The forum organised by One Nation's Rod Roberts was addressed by Mr Brooks, his deputy chairman Darcy Hare and NSW Farmers' representative Chris Stillard.
Mr Brooks said while he would have liked more politicians to attend, especially those from the National Party, he met with those he aimed to and they gained a better understanding of the problems being faced.
He also thanked the politicians for taking the time to listen to their concerns about the "failing water policy".
Member for Murray Helen Dalton was the only southern NSW MP to attend the meeting.

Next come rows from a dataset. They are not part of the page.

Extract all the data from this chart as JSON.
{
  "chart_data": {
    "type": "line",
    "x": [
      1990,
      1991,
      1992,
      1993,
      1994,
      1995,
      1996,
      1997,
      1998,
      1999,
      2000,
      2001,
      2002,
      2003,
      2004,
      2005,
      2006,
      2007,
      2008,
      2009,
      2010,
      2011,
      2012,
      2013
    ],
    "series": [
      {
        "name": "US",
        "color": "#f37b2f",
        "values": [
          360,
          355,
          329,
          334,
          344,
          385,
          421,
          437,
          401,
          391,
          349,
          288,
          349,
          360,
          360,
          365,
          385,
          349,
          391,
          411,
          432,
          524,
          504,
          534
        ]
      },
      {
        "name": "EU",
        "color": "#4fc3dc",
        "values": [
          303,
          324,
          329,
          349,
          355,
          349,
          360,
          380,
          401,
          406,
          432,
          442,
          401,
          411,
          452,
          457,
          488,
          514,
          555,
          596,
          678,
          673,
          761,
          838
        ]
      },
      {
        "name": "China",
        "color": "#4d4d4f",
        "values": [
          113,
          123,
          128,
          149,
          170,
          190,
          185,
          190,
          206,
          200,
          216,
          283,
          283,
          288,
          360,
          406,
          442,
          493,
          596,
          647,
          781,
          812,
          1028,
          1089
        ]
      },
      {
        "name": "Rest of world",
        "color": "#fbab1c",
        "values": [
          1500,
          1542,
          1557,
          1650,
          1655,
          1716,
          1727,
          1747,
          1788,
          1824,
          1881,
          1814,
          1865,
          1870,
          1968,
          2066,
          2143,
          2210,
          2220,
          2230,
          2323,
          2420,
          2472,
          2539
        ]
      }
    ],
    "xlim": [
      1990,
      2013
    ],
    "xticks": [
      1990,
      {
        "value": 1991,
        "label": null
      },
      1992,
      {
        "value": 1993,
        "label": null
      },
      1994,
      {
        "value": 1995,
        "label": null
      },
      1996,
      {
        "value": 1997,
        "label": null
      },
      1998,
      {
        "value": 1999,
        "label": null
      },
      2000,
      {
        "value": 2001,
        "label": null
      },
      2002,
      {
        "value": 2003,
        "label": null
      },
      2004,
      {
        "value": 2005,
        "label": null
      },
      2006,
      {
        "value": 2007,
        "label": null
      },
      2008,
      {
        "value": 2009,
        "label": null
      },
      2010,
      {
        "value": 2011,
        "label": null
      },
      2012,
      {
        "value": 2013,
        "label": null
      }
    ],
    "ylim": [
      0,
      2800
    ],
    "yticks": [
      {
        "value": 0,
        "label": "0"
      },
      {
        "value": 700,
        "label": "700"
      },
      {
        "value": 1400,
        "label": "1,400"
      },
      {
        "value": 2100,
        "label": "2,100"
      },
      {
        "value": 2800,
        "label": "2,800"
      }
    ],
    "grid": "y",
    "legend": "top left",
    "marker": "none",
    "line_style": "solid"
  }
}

The other politicians who attended were Liesl Tesch, Matthew Manson-Cox,, Lou Amato, Jonathan O'Dea, Phil Donato, Mark Banasiak, Mark Latham and Rod Roberts.
Mr Roberts didn't hold back when explaining what the forum was about.
"It was a platform for our farmers to speak on failed government policy, the flawed Murray Darling Basin Plan and the destruction of the environment and of local economies impacted by the plan," he said.
"Most importantly is was an opportunity for members of this Parliament to listen, meet and ask questions of these farmers who traveled hundreds of kilometres in their own time and at their own expense begging members of this Parliament to hear their stories.
"The attendance record was disappointing given the importance of this issue.
"I implore all politicians to make contact with these farmers and start acting on their behalf."